More than ever, I need the guidance of the Math Twitter Blogosphere.
Background: I got a fellowship from Heinemann to do some action research on a topic of my choosing over the next two years. I am trying to wrap my head around a big, complicated topic and I’d love anyone’s input. There’s something I want to research, and I don’t know what it’s called, so I’m calling it algebraic literacy.
Here’s what I mean: When we ask students to read a passage in language arts class, we certainly expect them to be able to read each word in a given sentence. But we also expect them to be able to summarize the content of the sentence as a whole. Moreover, we hope that they can mentally break the sentence into its phrases and clauses, knowing which noun is being modified by that adjective, or which clauses are independent or dependent. These skills are a significant part of our students’ growing levels of literacy.

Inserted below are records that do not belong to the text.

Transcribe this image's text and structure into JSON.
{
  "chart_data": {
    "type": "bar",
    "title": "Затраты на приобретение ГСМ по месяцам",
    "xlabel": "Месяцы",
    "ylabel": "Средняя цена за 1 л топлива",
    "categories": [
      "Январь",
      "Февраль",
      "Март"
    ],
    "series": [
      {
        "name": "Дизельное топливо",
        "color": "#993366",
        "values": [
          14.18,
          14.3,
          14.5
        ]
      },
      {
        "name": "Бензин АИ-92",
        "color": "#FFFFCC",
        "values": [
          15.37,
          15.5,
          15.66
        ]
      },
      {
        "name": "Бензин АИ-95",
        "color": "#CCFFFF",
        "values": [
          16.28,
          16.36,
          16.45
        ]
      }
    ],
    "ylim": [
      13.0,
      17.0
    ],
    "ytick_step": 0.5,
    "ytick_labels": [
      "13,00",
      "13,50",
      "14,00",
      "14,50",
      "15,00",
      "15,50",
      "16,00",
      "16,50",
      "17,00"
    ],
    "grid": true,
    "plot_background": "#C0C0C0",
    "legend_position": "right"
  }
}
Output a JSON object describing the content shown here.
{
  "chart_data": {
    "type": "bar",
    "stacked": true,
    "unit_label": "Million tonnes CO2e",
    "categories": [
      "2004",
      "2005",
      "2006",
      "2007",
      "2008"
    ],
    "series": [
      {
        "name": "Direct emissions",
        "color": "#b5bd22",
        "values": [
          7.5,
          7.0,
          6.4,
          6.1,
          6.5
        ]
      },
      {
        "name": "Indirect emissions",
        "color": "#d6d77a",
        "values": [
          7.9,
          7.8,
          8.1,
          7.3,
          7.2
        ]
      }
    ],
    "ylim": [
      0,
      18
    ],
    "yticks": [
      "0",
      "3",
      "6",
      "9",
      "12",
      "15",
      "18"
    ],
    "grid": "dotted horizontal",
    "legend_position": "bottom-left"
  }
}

But in math class, we have a less refined understanding of algebraic literacy. Let me give you a context and a matching expression so we have something concrete to discuss:
Ava has a job at a restaurant that pays her a wage of w dollars per hour. One day, Ava's boss informs her that she is getting a $0.50 raise on her wage. That night, Ava works for 7 hours and also earns $43 in tips.
Here’s the expression:
7(w + 0.50) + 43
Kids can read the expression above on a number of levels. At a baseline, one could read the expression phonetically. Lots of my kids can do this. They can say “seven times w plus point five plus forty three.”

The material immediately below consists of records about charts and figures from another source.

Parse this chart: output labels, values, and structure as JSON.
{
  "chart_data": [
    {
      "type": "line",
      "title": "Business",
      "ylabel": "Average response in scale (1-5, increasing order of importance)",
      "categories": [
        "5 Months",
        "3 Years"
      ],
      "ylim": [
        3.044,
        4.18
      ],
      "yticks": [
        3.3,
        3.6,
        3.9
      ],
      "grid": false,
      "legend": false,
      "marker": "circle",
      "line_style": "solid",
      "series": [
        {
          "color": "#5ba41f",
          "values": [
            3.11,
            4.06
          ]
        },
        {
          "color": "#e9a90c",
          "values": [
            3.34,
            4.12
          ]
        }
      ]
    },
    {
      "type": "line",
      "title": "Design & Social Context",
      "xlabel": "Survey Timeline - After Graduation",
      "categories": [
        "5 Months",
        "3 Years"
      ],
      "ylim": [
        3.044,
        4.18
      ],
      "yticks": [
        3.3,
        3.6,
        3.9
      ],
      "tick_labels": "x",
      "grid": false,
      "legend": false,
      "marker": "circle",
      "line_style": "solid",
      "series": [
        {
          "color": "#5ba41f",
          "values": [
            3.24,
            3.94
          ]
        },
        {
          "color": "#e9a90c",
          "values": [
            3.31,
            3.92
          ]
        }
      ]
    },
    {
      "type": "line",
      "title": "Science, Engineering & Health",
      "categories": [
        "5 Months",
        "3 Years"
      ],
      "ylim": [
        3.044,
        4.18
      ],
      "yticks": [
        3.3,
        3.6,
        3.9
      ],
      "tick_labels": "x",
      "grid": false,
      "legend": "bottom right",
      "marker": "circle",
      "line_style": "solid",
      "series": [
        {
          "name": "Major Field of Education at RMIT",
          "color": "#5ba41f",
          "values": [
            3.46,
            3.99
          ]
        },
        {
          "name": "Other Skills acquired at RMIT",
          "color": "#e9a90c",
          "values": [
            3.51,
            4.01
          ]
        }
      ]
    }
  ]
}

On another level, kids can read it word-by-word and also understand its mathematical structure for purposes of evaluating the expression. Meaning, a student could substitute in a given value for w and evaluate using the correct steps.
On yet another level, kids can read the expression and understand how it represents the context of Ava’s job. On this level, kids could identify that the entire expression represents Ava’s total wages. Beyond that, kids could match specific pieces of the expression with their corresponding parts of the context. For example, if asked “Find the part of the expression that represents Ava’s new wage” students could identify “w + 0.50” as that element.

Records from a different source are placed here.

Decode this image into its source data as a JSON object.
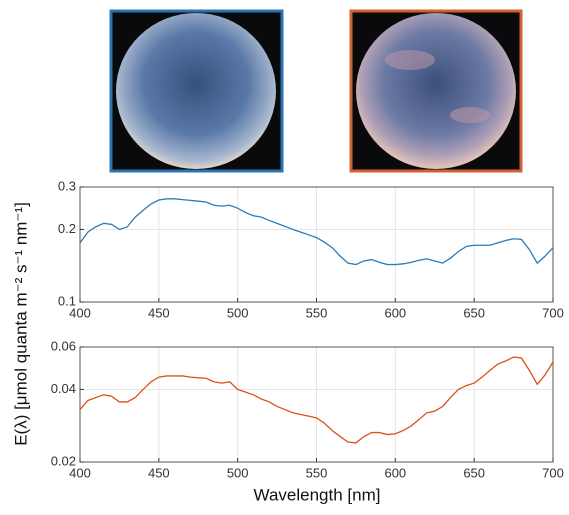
{
  "chart_data": [
    {
      "type": "line",
      "log_y": true,
      "grid": true,
      "x": [
        400,
        405,
        410,
        415,
        420,
        425,
        430,
        435,
        440,
        445,
        450,
        455,
        460,
        465,
        470,
        475,
        480,
        485,
        490,
        495,
        500,
        505,
        510,
        515,
        520,
        525,
        530,
        535,
        540,
        545,
        550,
        555,
        560,
        565,
        570,
        575,
        580,
        585,
        590,
        595,
        600,
        605,
        610,
        615,
        620,
        625,
        630,
        635,
        640,
        645,
        650,
        655,
        660,
        665,
        670,
        675,
        680,
        685,
        690,
        695,
        700
      ],
      "series": [
        {
          "color": "#2c7bb6",
          "values": [
            0.176,
            0.195,
            0.205,
            0.212,
            0.21,
            0.2,
            0.205,
            0.225,
            0.24,
            0.255,
            0.265,
            0.268,
            0.268,
            0.266,
            0.264,
            0.262,
            0.26,
            0.252,
            0.25,
            0.252,
            0.245,
            0.235,
            0.228,
            0.225,
            0.218,
            0.212,
            0.206,
            0.2,
            0.195,
            0.19,
            0.185,
            0.177,
            0.168,
            0.155,
            0.145,
            0.143,
            0.148,
            0.15,
            0.146,
            0.143,
            0.143,
            0.144,
            0.146,
            0.149,
            0.151,
            0.148,
            0.145,
            0.152,
            0.162,
            0.17,
            0.172,
            0.172,
            0.172,
            0.176,
            0.18,
            0.183,
            0.182,
            0.165,
            0.145,
            0.155,
            0.168
          ]
        }
      ],
      "xlim": [
        400,
        700
      ],
      "xticks": [
        400,
        450,
        500,
        550,
        600,
        650,
        700
      ],
      "ylim": [
        0.1,
        0.3
      ],
      "yticks": [
        0.1,
        0.2,
        0.3
      ],
      "ylabel": "E(λ) [μmol quanta m⁻² s⁻¹ nm⁻¹]"
    },
    {
      "type": "line",
      "log_y": true,
      "grid": true,
      "x": [
        400,
        405,
        410,
        415,
        420,
        425,
        430,
        435,
        440,
        445,
        450,
        455,
        460,
        465,
        470,
        475,
        480,
        485,
        490,
        495,
        500,
        505,
        510,
        515,
        520,
        525,
        530,
        535,
        540,
        545,
        550,
        555,
        560,
        565,
        570,
        575,
        580,
        585,
        590,
        595,
        600,
        605,
        610,
        615,
        620,
        625,
        630,
        635,
        640,
        645,
        650,
        655,
        660,
        665,
        670,
        675,
        680,
        685,
        690,
        695,
        700
      ],
      "series": [
        {
          "color": "#d95319",
          "values": [
            0.033,
            0.036,
            0.037,
            0.038,
            0.0375,
            0.0355,
            0.0355,
            0.037,
            0.04,
            0.043,
            0.045,
            0.0455,
            0.0455,
            0.0455,
            0.045,
            0.0447,
            0.0445,
            0.043,
            0.0425,
            0.043,
            0.04,
            0.039,
            0.038,
            0.0365,
            0.0355,
            0.034,
            0.033,
            0.032,
            0.0315,
            0.031,
            0.0305,
            0.029,
            0.027,
            0.0255,
            0.0242,
            0.024,
            0.0255,
            0.0265,
            0.0265,
            0.026,
            0.0262,
            0.027,
            0.0282,
            0.03,
            0.032,
            0.0325,
            0.034,
            0.037,
            0.04,
            0.0415,
            0.0425,
            0.045,
            0.048,
            0.051,
            0.0525,
            0.0545,
            0.054,
            0.048,
            0.042,
            0.046,
            0.052
          ]
        }
      ],
      "xlim": [
        400,
        700
      ],
      "xticks": [
        400,
        450,
        500,
        550,
        600,
        650,
        700
      ],
      "ylim": [
        0.02,
        0.06
      ],
      "yticks": [
        0.02,
        0.04,
        0.06
      ],
      "xlabel": "Wavelength [nm]"
    }
  ]
}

This is the level of algebraic literacy I want to focus on. Kids have a REALLY hard time generating expressions from a given context, and I think it’s because we focus too much on the phonics of algebra and not enough on comprehension.
So that’s what I want to study. But I need to answer a lot of questions first. Questions such as:
1) I am calling this “algebraic literacy” but I am sure that other people have researched it and called it by other names. Where is this prior research and what are people calling it?
2) How do kids attain higher levels of literacy in English, and to what extent is that trajectory transferrable to algebraic expressions and equations?
3) What tasks, activities and structures would be most useful for helping me understand my students’ current levels of algebraic literacy? Which structures would most facilitate their growth in this area?
4) There’s another level of literacy that I can’t quite wrap my head around. It’s the literacy around the idea of equivalence. I want kids to know which sorts of algebraic manipulations maintain equivalence and which affect the meaning of the expression or equation being manipulated.
As an analogy, think of the sentence “Tom and Joey gave Denise an apple"
A language arts teacher would want kids to understand that switching Tom and Joey in the sentence preserves the meaning, whereas switching Tom and Denise in the sentence changes something fundamental about the problem.
In the same way, taking the expression 14 - 6 + 5, I want kids to know why we can switch this to 14 + 5 - 6, but not to 6 - 14 + 5
There’s a lot going on in this post. Let me know in the comments - what resources does this make you think of?